University of Utah, Division of Neonatology, Salt Lake City, Utah 84108, USA.
Mol Genet Metab. 2011 Sep-Oct;104(1-2):61-6. doi: 10.1016/j.ymgme.2011.07.018. Epub 2011 Jul 23.
The developmental origins of disease hypothesis have recently been expanded to include the early origins of lung disease, particularly early events that alter lung development. Intrauterine growth restriction (IUGR), preterm birth with the need for prolonged mechanical ventilation, and maternal tobacco smoke (MTS) or nicotine exposure produce neonatal and adult lung disease. These perinatal insults are characterized by alterations in alveolar formation and changes in the expression of genes that regulate alveolarization, including IGF1 and PPARγ. A potential mechanism for such changes in gene expression is epigenetics. IGF1 and PPARγ have altered epigenetic states in response to these perinatal insults. Identification of the specific epigenetic mechanisms involved in the developmental origin of lung disease may facilitate identification of molecular biomarkers with the potential to personalize respiratory disease risk assessment and treatment. The purpose of this review is to summarize what is known about the developmental origins of lung disease, the epigenetic contributions to lung disease, and areas that need further investigation.

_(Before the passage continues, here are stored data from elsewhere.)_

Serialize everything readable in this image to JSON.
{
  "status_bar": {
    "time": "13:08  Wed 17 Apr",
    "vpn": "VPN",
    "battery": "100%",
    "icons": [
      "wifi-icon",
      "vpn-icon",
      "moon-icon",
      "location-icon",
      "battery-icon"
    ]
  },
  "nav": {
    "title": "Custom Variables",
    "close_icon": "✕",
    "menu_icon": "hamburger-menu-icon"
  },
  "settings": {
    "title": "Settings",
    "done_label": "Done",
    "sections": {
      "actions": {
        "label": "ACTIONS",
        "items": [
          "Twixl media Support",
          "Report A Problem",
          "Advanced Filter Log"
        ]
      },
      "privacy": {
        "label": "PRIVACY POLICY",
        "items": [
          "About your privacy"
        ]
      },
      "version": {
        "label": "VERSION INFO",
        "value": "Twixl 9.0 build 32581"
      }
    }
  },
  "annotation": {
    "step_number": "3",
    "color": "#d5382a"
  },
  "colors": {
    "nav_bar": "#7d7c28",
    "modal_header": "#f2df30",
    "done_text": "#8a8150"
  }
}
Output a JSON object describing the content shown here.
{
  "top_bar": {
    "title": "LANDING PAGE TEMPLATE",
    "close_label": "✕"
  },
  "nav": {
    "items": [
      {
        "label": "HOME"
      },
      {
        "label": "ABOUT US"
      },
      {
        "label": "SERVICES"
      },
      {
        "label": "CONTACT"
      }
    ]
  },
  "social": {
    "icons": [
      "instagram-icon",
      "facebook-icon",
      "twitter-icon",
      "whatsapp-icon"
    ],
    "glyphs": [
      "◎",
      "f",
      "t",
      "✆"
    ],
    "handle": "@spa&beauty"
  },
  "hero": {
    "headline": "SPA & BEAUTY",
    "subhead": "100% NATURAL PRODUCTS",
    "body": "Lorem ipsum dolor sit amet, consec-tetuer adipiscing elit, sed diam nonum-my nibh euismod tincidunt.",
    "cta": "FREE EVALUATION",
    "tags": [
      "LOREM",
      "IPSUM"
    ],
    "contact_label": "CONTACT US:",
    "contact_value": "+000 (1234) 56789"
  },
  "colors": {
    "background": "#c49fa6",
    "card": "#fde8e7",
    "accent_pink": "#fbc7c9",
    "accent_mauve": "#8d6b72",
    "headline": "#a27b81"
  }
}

疾病起源的发育假说最近已经扩展到包括肺部疾病的早期起源,特别是改变肺部发育的早期事件。宫内生长受限(IUGR)、需要长时间机械通气的早产以及母亲的烟草烟雾(MTS)或尼古丁暴露会导致新生儿和成人的肺部疾病。这些围产期损伤的特征是肺泡形成的改变和调节肺泡化的基因表达的变化,包括 IGF1 和 PPARγ。基因表达发生这种变化的潜在机制是表观遗传学。IGF1 和 PPARγ 对这些围产期损伤的反应表现出表观遗传状态的改变。确定与肺部疾病发育起源相关的特定表观遗传机制,可能有助于确定具有潜在能力的分子生物标志物,从而实现个性化的呼吸道疾病风险评估和治疗。本综述的目的是总结已知的肺部疾病发育起源、肺部疾病的表观遗传学贡献以及需要进一步研究的领域。